Apparently, Alliance Resource Partners (ARLP -0.05%) didn't get the memo that being in the coal business is supposed to be pretty lousy right now. 

Even though the big-name players in the space such as Peabody Energy (BTU) and Consol Energy (CNX -0.12%) have seen their operational profits shrink like they're getting ready for a Fantastic Voyage, both Alliance and its parent company, Alliance Holdings GP (NASDAQ: AHGP), have steadily grown revenue and EBITDA for five years during what is supposed to be a half-decade-long slide in coal.

ARLP Revenue (TTM) Chart

ARLP Revenue (TTM) data by YCharts

So how is it, in the face of so many headwinds facing coal companies, that Alliance has been able to separate itself from the decline in coal? Let's look at Alliance and whether this quarter the company will be able to defy the odds again. 

Right place, right time
A majority of Alliance's coal comes from a region known as the Illinois Basin. This has been a coal-producing region for well over 100 years, but starting back in the 1980s and '90s it fell out of favor because of the high sulfur content in the coal. To meet emissions standards, many power plants simply switched to lower-sulfur-content coals such as the Powder River Basin. Today, though, the emissions standards are more strict, and it has forced power plants to install emissions scrubbers. This was a blessing in disguise for Illinois Basin coal because scrubbers mean the sulfur content of the coal is less of an issue. So today Illinois Basin coal -- with its higher heat content, lower production costs, and proximity to end markets -- is much more economical than other coal types in the United States. 

So while many of its peers have struggled to find a market for the Powder River Basin (Peabody and Cloud Peak Energy (CLD)) and the Central Appalachian region (Consol Energy and Arch Coal), Alliance has positioned itself in a coal region that's taking market share from other basins. 

Another component that has helped Alliance out immensely is that the company has taken a much more conservative approach to taking on debt, so the company isn't shelling out too many of its profits to pay interest.

CompanyNet Debt/EBITDAEBITDA/Interest Expense
Alliance Resource Partners 1.02 24.5
Peabody Energy 9.19 1.42
Cloud Peak Energy 4.33 4.06
Consol Energy 2.88 2.76

Source: S&P Capital IQ.

These factors have been the driving force behind Alliance's ability to steadily increase its distribution to unitholders for more than 11 years.

ARLP Dividend Chart

ARLP Dividend data by YCharts

Does the coal industry still have legs?
The big argument against Alliance is that coal consumption is in structural decline. Not only are environmental regulations making new coal plants a less desirable option, but the price to generate power from other sources is also putting immense pressure on coal prices. Even at today's depressed prices for coal, Powder River Basin and Central Appalachian coal are more expensive sources of power than natural gas. Then there are renewable-energy sources that are becoming cheaper and cheaper every day.

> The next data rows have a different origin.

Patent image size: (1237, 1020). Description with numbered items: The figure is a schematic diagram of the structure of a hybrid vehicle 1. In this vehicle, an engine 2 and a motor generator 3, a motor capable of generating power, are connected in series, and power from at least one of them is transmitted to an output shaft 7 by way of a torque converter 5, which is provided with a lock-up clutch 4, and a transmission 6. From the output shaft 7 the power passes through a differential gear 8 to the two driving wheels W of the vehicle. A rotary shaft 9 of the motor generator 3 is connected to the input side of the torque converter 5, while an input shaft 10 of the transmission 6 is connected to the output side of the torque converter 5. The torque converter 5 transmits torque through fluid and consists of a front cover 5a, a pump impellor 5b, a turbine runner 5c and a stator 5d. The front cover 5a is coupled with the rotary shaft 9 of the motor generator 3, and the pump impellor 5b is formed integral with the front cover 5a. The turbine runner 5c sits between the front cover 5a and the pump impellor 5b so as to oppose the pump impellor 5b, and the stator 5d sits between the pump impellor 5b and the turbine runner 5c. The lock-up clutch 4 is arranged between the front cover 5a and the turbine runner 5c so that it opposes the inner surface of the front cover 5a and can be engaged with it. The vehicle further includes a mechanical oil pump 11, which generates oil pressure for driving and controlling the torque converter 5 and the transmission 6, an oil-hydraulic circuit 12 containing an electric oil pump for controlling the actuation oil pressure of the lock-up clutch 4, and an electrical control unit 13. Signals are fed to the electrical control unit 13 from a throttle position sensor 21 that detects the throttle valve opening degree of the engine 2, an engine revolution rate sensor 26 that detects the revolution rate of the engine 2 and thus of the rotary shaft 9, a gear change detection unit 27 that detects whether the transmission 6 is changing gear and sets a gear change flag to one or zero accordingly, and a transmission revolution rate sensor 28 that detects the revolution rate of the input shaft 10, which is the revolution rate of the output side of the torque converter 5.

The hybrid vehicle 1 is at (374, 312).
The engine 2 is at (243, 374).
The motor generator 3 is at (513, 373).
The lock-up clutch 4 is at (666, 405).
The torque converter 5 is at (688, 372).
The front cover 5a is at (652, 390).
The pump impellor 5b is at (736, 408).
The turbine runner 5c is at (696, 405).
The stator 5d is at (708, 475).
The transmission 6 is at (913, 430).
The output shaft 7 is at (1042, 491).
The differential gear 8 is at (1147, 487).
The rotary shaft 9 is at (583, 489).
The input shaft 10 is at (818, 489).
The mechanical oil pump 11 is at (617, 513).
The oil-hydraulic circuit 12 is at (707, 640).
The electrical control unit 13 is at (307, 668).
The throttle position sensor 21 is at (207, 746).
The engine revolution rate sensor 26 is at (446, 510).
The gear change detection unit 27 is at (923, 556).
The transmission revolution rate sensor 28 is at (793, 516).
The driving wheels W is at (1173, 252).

Even in the face of these trends, there are still some things working in Alliance's favor. One is that Illinois Basin coal still has an immense opportunity to capture market share from other coal sources. By last count, Illinois Basin Coal still represented less than 20% of the total coal market. So Illinois Basin coal and Alliance have a lot of room to push others out of the market before facing the brunt of coal's overall decline. 

While all types of coal are still seeing declines in prices, Alliance has a lot of wiggle room for profitability. Last quarter, the company's distribution coverage ratio was 1.7, which means it generated 70% more cash than its obligation to unitholders. Unless the company were to see a sharp decline in prices and an increase in operational costs, the generous payout the company sends to unitholders should remain in tact for several more quarters at least. 

What a Fool believes
Shares of Alliance have been dragged down hard by the rest of the coal industry, but based on the results the company has produced over the past several quarters, it's hard to understand why it's being lumped in with the rest of the pack. Going into this coming quarter, two things investors should check up on is whether the company has been able to maintain its margins, as well as any major changes in the distribution coverage ratio. Coal prices are still trying to catch up to natural gas, and the company will need to keep cutting costs to remain profitability. Also, the greater that distribution coverage ratio, the easier it will be for the company to raise distributions during these weak price periods. If these two metrics come in strong, then Alliance will probably be able to continue defying the trends that have crippled so many other coal companies. Alliance reports third-quarter results on Tuesday, Oct. 27.